5.1.3 A separação dos conceitos de empresa e empresário.

 A complexidade crescente das empresas contemporâneas tornou insustentável a atribuição do poder de controle aos proprietários, como decorrência natural do direito de propriedade. Igualmente, os conceitos de empresa e empresário tornaram-se cada vez mais distintos e autônomos, uma vez que a atividade da empresa tendeu a se destacar, necessariamente, do regime de propriedade. Assim, se o empresário detém o poder de controle da empresa e realiza uma má administração, é ele quem deve ser punido. Diante da nova realidade empresarial, não interessa mais punir a empresa, e sim, o mau empresário. A empresa, quando viável e útil para a sociedade, deve ser preservada, porquanto ela realize uma função social.

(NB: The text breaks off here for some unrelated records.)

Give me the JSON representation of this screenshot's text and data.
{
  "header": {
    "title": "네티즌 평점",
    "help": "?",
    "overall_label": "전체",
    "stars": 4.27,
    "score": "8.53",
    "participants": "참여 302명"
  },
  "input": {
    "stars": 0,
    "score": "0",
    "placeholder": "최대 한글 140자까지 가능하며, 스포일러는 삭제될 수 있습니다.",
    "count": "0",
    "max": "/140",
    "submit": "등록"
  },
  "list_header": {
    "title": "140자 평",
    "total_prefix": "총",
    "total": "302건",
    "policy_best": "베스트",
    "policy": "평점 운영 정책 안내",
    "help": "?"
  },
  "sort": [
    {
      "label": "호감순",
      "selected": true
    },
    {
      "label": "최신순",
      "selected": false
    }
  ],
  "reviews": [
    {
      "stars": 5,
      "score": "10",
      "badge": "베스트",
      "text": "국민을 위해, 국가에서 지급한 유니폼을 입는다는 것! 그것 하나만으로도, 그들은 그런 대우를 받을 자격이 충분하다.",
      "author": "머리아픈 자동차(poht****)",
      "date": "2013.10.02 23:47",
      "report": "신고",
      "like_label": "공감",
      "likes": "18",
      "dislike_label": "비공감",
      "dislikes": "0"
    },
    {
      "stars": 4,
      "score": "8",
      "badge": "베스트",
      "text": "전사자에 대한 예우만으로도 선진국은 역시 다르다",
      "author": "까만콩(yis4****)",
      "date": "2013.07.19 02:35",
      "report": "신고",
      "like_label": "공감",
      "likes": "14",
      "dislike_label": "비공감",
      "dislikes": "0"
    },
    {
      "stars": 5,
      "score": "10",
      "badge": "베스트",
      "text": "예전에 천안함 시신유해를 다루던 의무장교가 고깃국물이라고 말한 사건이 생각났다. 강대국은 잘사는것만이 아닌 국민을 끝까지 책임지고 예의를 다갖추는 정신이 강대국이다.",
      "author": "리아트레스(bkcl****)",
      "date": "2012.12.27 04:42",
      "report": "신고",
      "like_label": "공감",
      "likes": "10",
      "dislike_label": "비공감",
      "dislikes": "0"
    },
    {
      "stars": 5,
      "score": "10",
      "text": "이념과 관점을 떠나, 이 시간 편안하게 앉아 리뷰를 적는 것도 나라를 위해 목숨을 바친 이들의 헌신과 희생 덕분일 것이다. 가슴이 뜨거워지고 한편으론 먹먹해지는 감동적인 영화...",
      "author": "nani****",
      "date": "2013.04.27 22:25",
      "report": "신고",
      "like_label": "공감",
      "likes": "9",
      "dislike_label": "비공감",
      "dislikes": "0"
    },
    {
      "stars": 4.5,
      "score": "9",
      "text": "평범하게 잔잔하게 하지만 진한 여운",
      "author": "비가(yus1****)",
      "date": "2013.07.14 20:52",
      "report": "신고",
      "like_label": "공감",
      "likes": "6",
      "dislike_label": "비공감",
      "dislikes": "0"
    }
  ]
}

 A função social da empresa não é mais um poder-dever do proprietário (ou apenas do proprietário), mas do controlador[98]. O conceito de poder de controle não se confunde com o de propriedade – enquanto o primeiro é um poder de organização e direção, envolvendo pessoas e coisas; o segundo é um direito real que incide sobre a coisa. O que se busca, atualmente, não é apenas a plena realização do proprietário da empresa no exercício de seus direitos, mas também a satisfação de interesses sociais que a empresa deve atender. Acerca do tema, é imprescindível conhecer as lições de Fábio Konder Comparato[99]:

O reconhecimento claro e conseqüente de que o controle empresarial não é propriedade implica uma verdadeira revolução copernicana no estatuto da empresa, que passa de objeto a sujeito de direito. Com essa substituição do centro de gravidade, é o empresário que deve servir a empresa e não o contrário.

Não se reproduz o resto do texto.